Looking to the substance of this security, it is apparent that the decedent’s United States Treasury bills, which evidence a debt owed by the United States Government, fall within the general meaning of the term "bond”.
The decedent’s interest in the tax-exempt bond fund is an interest in an "open-end” investment company or mutual fund.

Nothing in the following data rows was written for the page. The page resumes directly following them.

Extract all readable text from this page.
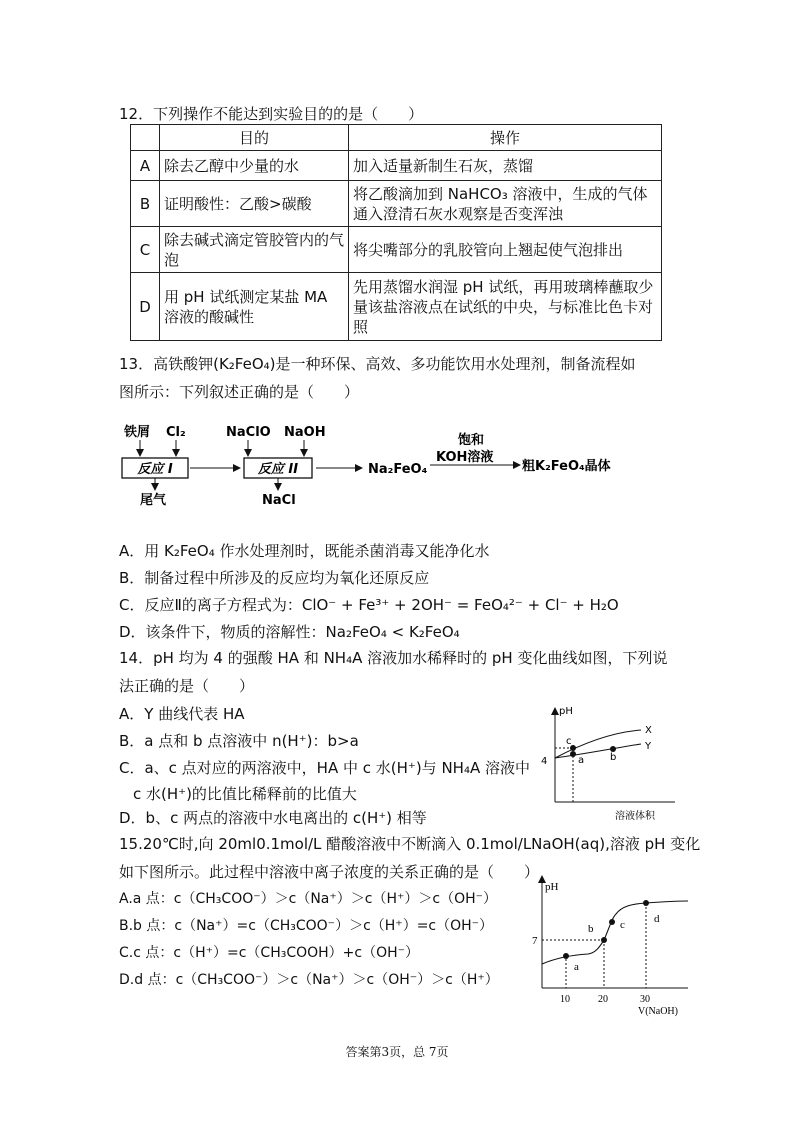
12．下列操作不能达到实验目的的是（　　）
	目的	操作
A	除去乙醇中少量的水	加入适量新制生石灰，蒸馏
B	证明酸性：乙酸>碳酸	将乙酸滴加到 NaHCO₃ 溶液中，生成的气体通入澄清石灰水观察是否变浑浊
C	除去碱式滴定管胶管内的气泡	将尖嘴部分的乳胶管向上翘起使气泡排出
D	用 pH 试纸测定某盐 MA 溶液的酸碱性	先用蒸馏水润湿 pH 试纸，再用玻璃棒蘸取少量该盐溶液点在试纸的中央，与标准比色卡对照
13．高铁酸钾(K₂FeO₄)是一种环保、高效、多功能饮用水处理剂，制备流程如
图所示：下列叙述正确的是（　　）
铁屑 Cl₂
反应 I
尾气
NaClO NaOH
反应 II
NaCl
Na₂FeO₄
饱和
KOH溶液
粗K₂FeO₄晶体
A．用 K₂FeO₄ 作水处理剂时，既能杀菌消毒又能净化水
B．制备过程中所涉及的反应均为氧化还原反应
C．反应Ⅱ的离子方程式为：ClO⁻ + Fe³⁺ + 2OH⁻ = FeO₄²⁻ + Cl⁻ + H₂O
D．该条件下，物质的溶解性：Na₂FeO₄ < K₂FeO₄
14．pH 均为 4 的强酸 HA 和 NH₄A 溶液加水稀释时的 pH 变化曲线如图，下列说
法正确的是（　　）
A．Y 曲线代表 HA
B．a 点和 b 点溶液中 n(H⁺)：b>a
C．a、c 点对应的两溶液中，HA 中 c 水(H⁺)与 NH₄A 溶液中
c 水(H⁺)的比值比稀释前的比值大
D．b、c 两点的溶液中水电离出的 c(H⁺) 相等
pH
4
X
Y
c
a	b
溶液体积
15.20℃时,向 20ml0.1mol/L 醋酸溶液中不断滴入 0.1mol/LNaOH(aq),溶液 pH 变化
如下图所示。此过程中溶液中离子浓度的关系正确的是（　　）
A.a 点：c（CH₃COO⁻）＞c（Na⁺）＞c（H⁺）＞c（OH⁻）
B.b 点：c（Na⁺）=c（CH₃COO⁻）＞c（H⁺）=c（OH⁻）
C.c 点：c（H⁺）=c（CH₃COOH）+c（OH⁻）
D.d 点：c（CH₃COO⁻）＞c（Na⁺）＞c（OH⁻）＞c（H⁺）
pH
7
a
b c	d
10	20	30
V(NaOH)
答案第3页，总 7页
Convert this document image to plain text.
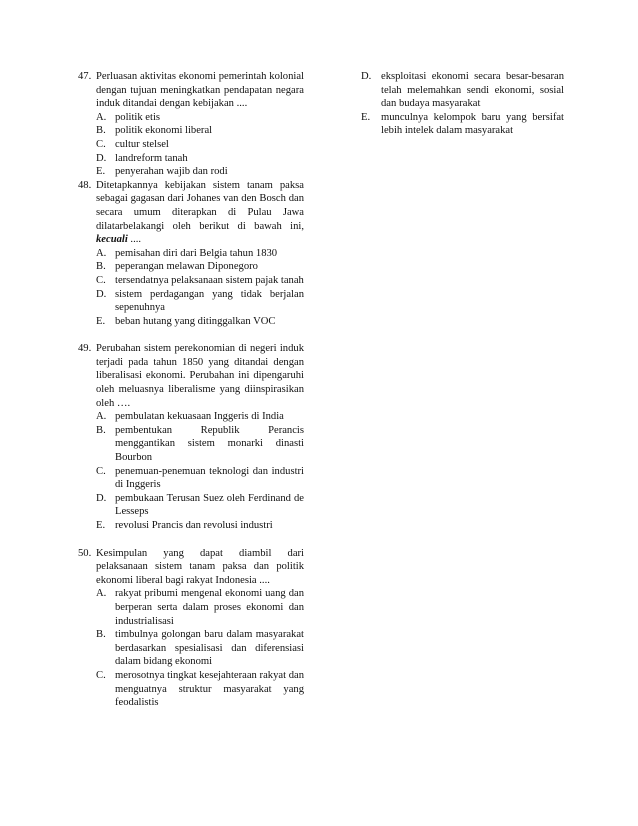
47. Perluasan aktivitas ekonomi pemerintah kolonial dengan tujuan meningkatkan pendapatan negara induk ditandai dengan kebijakan ....
A. politik etis
B. politik ekonomi liberal
C. cultur stelsel
D. landreform tanah
E. penyerahan wajib dan rodi
48. Ditetapkannya kebijakan sistem tanam paksa sebagai gagasan dari Johanes van den Bosch dan secara umum diterapkan di Pulau Jawa dilatarbelakangi oleh berikut di bawah ini, kecuali ....
A. pemisahan diri dari Belgia tahun 1830
B. peperangan melawan Diponegoro
C. tersendatnya pelaksanaan sistem pajak tanah
D. sistem perdagangan yang tidak berjalan sepenuhnya
E. beban hutang yang ditinggalkan VOC
49. Perubahan sistem perekonomian di negeri induk terjadi pada tahun 1850 yang ditandai dengan liberalisasi ekonomi. Perubahan ini dipengaruhi oleh meluasnya liberalisme yang diinspirasikan oleh ….
A. pembulatan kekuasaan Inggeris di India
B. pembentukan Republik Perancis menggantikan sistem monarki dinasti Bourbon
C. penemuan-penemuan teknologi dan industri di Inggeris
D. pembukaan Terusan Suez oleh Ferdinand de Lesseps
E. revolusi Prancis dan revolusi industri
50. Kesimpulan yang dapat diambil dari pelaksanaan sistem tanam paksa dan politik ekonomi liberal bagi rakyat Indonesia ....
A. rakyat pribumi mengenal ekonomi uang dan berperan serta dalam proses ekonomi dan industrialisasi
B. timbulnya golongan baru dalam masyarakat berdasarkan spesialisasi dan diferensiasi dalam bidang ekonomi
C. merosotnya tingkat kesejahteraan rakyat dan menguatnya struktur masyarakat yang feodalistis
D. eksploitasi ekonomi secara besar-besaran telah melemahkan sendi ekonomi, sosial dan budaya masyarakat
E.	munculnya kelompok baru yang bersifat lebih intelek dalam masyarakat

An investment company is a corporation which invests in the securities of other corporations on behalf of its investors or shareholders. (See, 15 USC § 80a-3 [a].) An "open-end company”, which is commonly known as a mutual fund, refers to an investment company which continually offers its shares for sale to the public and redeems its own shares. (15 USC § 80a-5 [a] [1].) There are three principal types of investment companies: a "face amount certificate company”, a "unit
At issue in this proceeding is the decedent’s interest in a "unit investment trust”. A unit investment trust is an investment company which is organized under a trust indenture, which issues only redeemable securities each of which represents an undivided, interest in a unit of specified securities, and which does not have a board of directors. (15 USC § 80a-4 [2] [A]-[C].) The decedent’s 320 units in the John Nuveen & Co., Incorporated Tax-Exempt Bond Fund, although not formally called stock, are analogous to stock in that they represent ownership interest in an investment company. (Matter of Levy, NYLJ, Aug. 25, 1969, p 2, col 7 [Sur Ct, NY County (construing "corporate stocks” to include shares in an investment company)].)
This court concludes that decedent’s Treasury bills are to be construed as bonds, and that the decedent’s interest in the Nuveen Tax-Exempt Bond Fund is to be construed as "stocks”; therefore, both assets pass under the will’s fourth clause to Adam Small and Stacey Small.